Fannie Mae posted a net loss, after payment of preferred dividends, of $2.51 billion, or $2.57 per share, for the first quarter, according to a regulatory filing.
Before preferred dividends, it posted a loss of $2.19 billion.
The loss was greater than even the most pessimistic forecast and came on the heels of a record $3.6 billion loss in the fourth quarter of 2007.
In last year's first quarter, just before the slump in the housing market torpedoed mortgage and credit markets, Fannie posted a profit, after preferred dividend payments, of $826 million, or 85 cents per share.
Fannie Mae's loss and need to raise capital reflect the plight of financial services companies worldwide, which have written off more than $330 billion in soured mortgage securities and raised more than $200 billion to shore up depleted balance sheets.
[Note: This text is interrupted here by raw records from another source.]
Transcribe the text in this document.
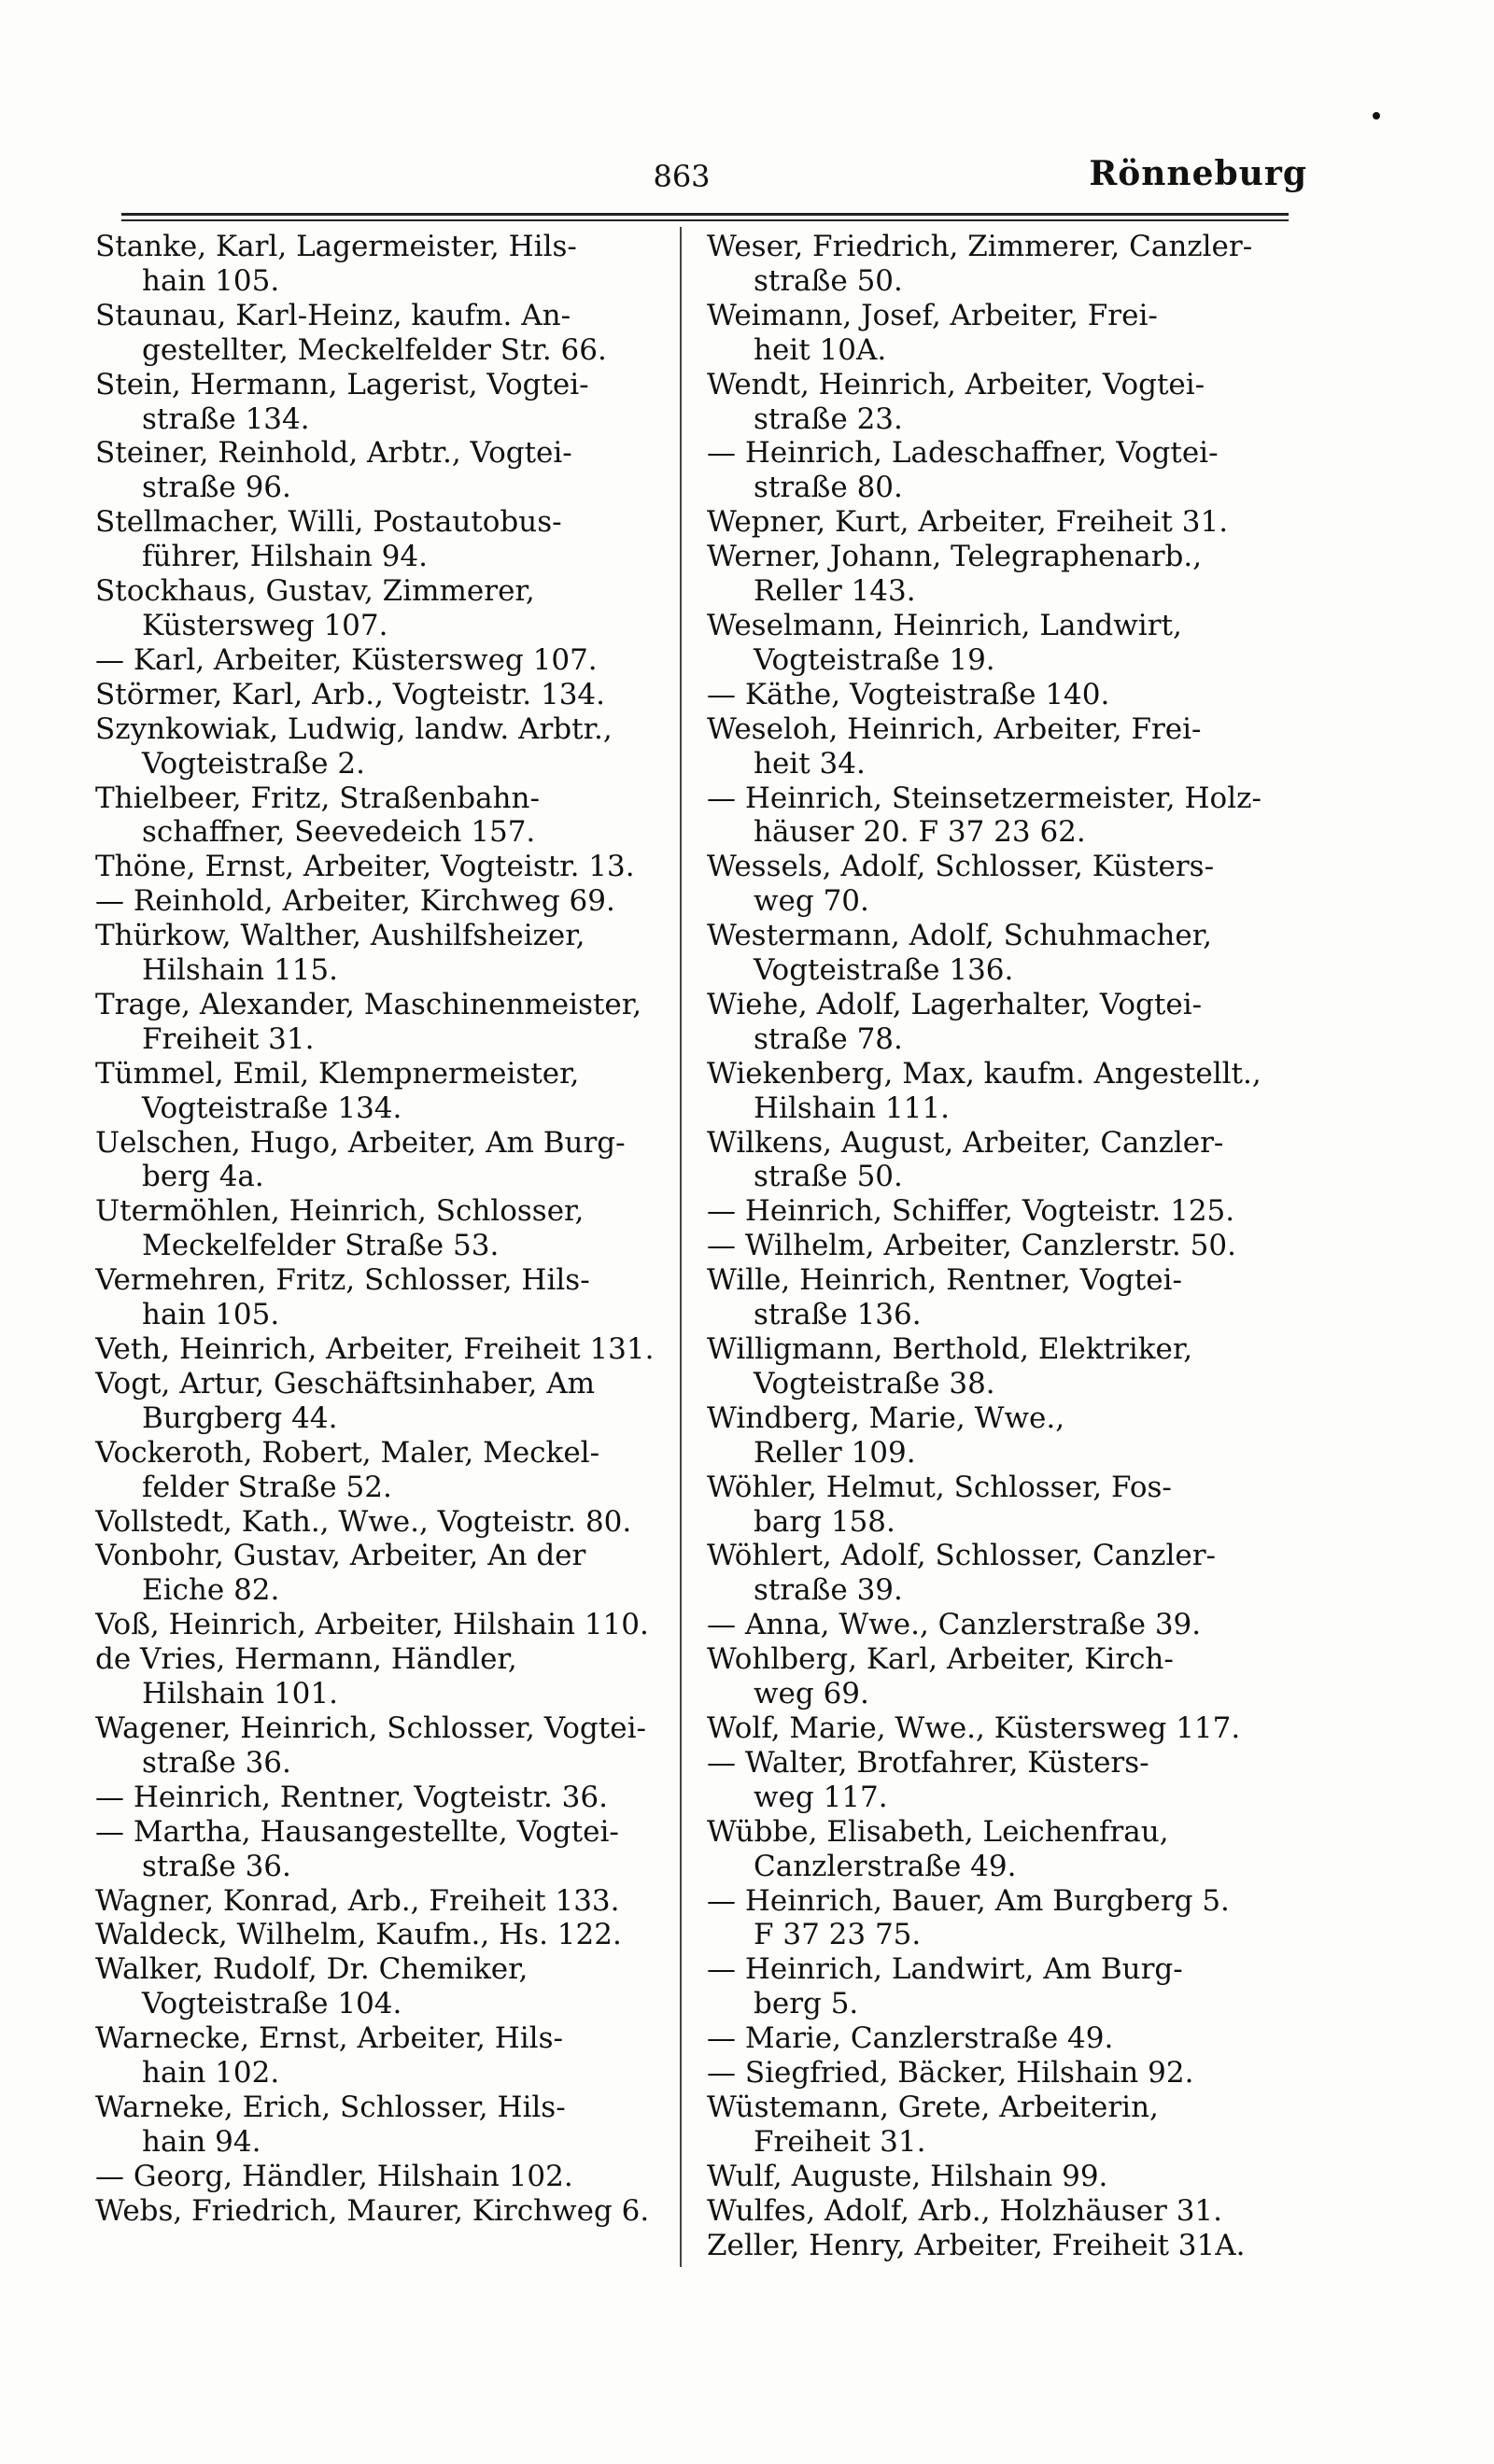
863	Rönneburg

Stanke, Karl, Lagermeister, Hils-

hain 105.

Staunau, Karl-Heinz, kaufm. An-

gestellter, Meckelfelder Str. 66.

Stein, Hermann, Lagerist, Vogtei-

straße 134.

Steiner, Reinhold, Arbtr., Vogtei-

straße 96.

Stellmacher, Willi, Postautobus-

führer, Hilshain 94.

Stockhaus, Gustav, Zimmerer,

Küstersweg 107.

— Karl, Arbeiter, Küstersweg 107.

Störmer, Karl, Arb., Vogteistr. 134.

Szynkowiak, Ludwig, landw. Arbtr.,

Vogteistraße 2.

Thielbeer, Fritz, Straßenbahn-

schaffner, Seevedeich 157.

Thöne, Ernst, Arbeiter, Vogteistr. 13.

— Reinhold, Arbeiter, Kirchweg 69.

Thürkow, Walther, Aushilfsheizer,

Hilshain 115.

Trage, Alexander, Maschinenmeister,

Freiheit 31.

Tümmel, Emil, Klempnermeister,

Vogteistraße 134.

Uelschen, Hugo, Arbeiter, Am Burg-

berg 4a.

Utermöhlen, Heinrich, Schlosser,

Meckelfelder Straße 53.

Vermehren, Fritz, Schlosser, Hils-

hain 105.

Veth, Heinrich, Arbeiter, Freiheit 131.

Vogt, Artur, Geschäftsinhaber, Am

Burgberg 44.

Vockeroth, Robert, Maler, Meckel-

felder Straße 52.

Vollstedt, Kath., Wwe., Vogteistr. 80.

Vonbohr, Gustav, Arbeiter, An der

Eiche 82.

Voß, Heinrich, Arbeiter, Hilshain 110.

de Vries, Hermann, Händler,

Hilshain 101.

Wagener, Heinrich, Schlosser, Vogtei-

straße 36.

— Heinrich, Rentner, Vogteistr. 36.

— Martha, Hausangestellte, Vogtei-

straße 36.

Wagner, Konrad, Arb., Freiheit 133.

Waldeck, Wilhelm, Kaufm., Hs. 122.

Walker, Rudolf, Dr. Chemiker,

Vogteistraße 104.

Warnecke, Ernst, Arbeiter, Hils-

hain 102.

Warneke, Erich, Schlosser, Hils-

hain 94.

— Georg, Händler, Hilshain 102.

Webs, Friedrich, Maurer, Kirchweg 6.

Weser, Friedrich, Zimmerer, Canzler-

straße 50.

Weimann, Josef, Arbeiter, Frei-

heit 10A.

Wendt, Heinrich, Arbeiter, Vogtei-

straße 23.

— Heinrich, Ladeschaffner, Vogtei-

straße 80.

Wepner, Kurt, Arbeiter, Freiheit 31.

Werner, Johann, Telegraphenarb.,

Reller 143.

Weselmann, Heinrich, Landwirt,

Vogteistraße 19.

— Käthe, Vogteistraße 140.

Weseloh, Heinrich, Arbeiter, Frei-

heit 34.

— Heinrich, Steinsetzermeister, Holz-

häuser 20. F 37 23 62.

Wessels, Adolf, Schlosser, Küsters-

weg 70.

Westermann, Adolf, Schuhmacher,

Vogteistraße 136.

Wiehe, Adolf, Lagerhalter, Vogtei-

straße 78.

Wiekenberg, Max, kaufm. Angestellt.,

Hilshain 111.

Wilkens, August, Arbeiter, Canzler-

straße 50.

— Heinrich, Schiffer, Vogteistr. 125.

— Wilhelm, Arbeiter, Canzlerstr. 50.

Wille, Heinrich, Rentner, Vogtei-

straße 136.

Willigmann, Berthold, Elektriker,

Vogteistraße 38.

Windberg, Marie, Wwe.,

Reller 109.

Wöhler, Helmut, Schlosser, Fos-

barg 158.

Wöhlert, Adolf, Schlosser, Canzler-

straße 39.

— Anna, Wwe., Canzlerstraße 39.

Wohlberg, Karl, Arbeiter, Kirch-

weg 69.

Wolf, Marie, Wwe., Küstersweg 117.

— Walter, Brotfahrer, Küsters-

weg 117.

Wübbe, Elisabeth, Leichenfrau,

Canzlerstraße 49.

— Heinrich, Bauer, Am Burgberg 5.

F 37 23 75.

— Heinrich, Landwirt, Am Burg-

berg 5.

— Marie, Canzlerstraße 49.

— Siegfried, Bäcker, Hilshain 92.

Wüstemann, Grete, Arbeiterin,

Freiheit 31.

Wulf, Auguste, Hilshain 99.

Wulfes, Adolf, Arb., Holzhäuser 31.

Zeller, Henry, Arbeiter, Freiheit 31A.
"During the first quarter we saw heightened volatility in the secondary mortgage market, credit spreads that widened out to 22-year highs and home prices that fell faster than expected," Daniel Mudd, Fannie Mae's chief executive, said in a release.
New Capital
In one measure to preserve cash, Fannie Mae will cut its common stock dividend by 29 percent to 25 cents per share from 35 cents per share, starting with its third-quarter payout.
That will free up $390 million a year, it said.
The company also plans to raise $6 billion in new capital through common and preferred stock offerings, it said.
To initiate that fund-raising, Fannie Mae said starting Tuesday it will offer two issues totaling $4 billion of common stock and noncumulative mandatory convertible preferred shares.
The company needs to retain capital and raise more funds to fight its way through what has been called the worst housing market since the Great Depression.
Fannie Mae and Freddie Mac provide capital to U.S. mortgage markets by buying loans originated by banks and other lenders.
Its regulator said it planned to ease limits on the amount of capital it must maintain and lifted a consent order that had restricted some of its activities after an accounting scandal.
Through February, U.S. home prices had fallen nearly 15 percent from their peak in July 2006, according to the Standard & Poor's/Case Shiller index of 20 metropolitan areas.
In February alone, the latest month for which data is available, prices slid 2.6 percent from the previous month and 12.7 percent from a year earlier.
Fannie Mae Tuesday said it expects home prices to fall another 7 percent to 9 percent on a national basis this year.
Foreclosure filings surged 23 percent in the first quarter, and were more than double a year earlier, according to RealtyTrac.
Some Improvement
For all the red ink, the results showed some improvement from the previous quarter.
The company's mortgage market share, total book of business and revenues from its guarantee and investment activities grew in the quarter.
"Our revenues grew and our net loss narrowed in the first quarter, but our results were driven overwhelmingly by market-valuation losses on derivatives and trading securities and our increase in charge-offs and the provision for credit losses," Chief Financial Officer Stephen Swad said.
The housing and credit market crisis has hit financial shares hard, and Fannie Mae suffered more than most.
Its stock is off nearly 60 percent in the last year -- more than twice the S&P 500 financial index's drop in the same period.
Shortly after the New York Stock Exchange open on Tuesday, Fannie Mae shares were down 3 percent at $27.50.
Freddie Mac slid 4.6 percent to $24.35.
Fannie Mae has raised fees and tightened standards on loans it purchases to better compensate for added mortgage market risk.
After years of treating the two companies as outcasts for a series of accounting scandals, officials in Washington now want Fannie and Freddie to play pivotal roles in stabilizing the housing market.
The Office of Federal Housing Enterprise Oversight, which oversees both Fannie and Freddie, in mid-March loosened restrictions on how much capital the two companies must hold.
This frees Fannie Mae and Freddie Mac to expand their mortgage purchases by up to a combined $200 billion, in an effort to help stabilize the housing turmoil.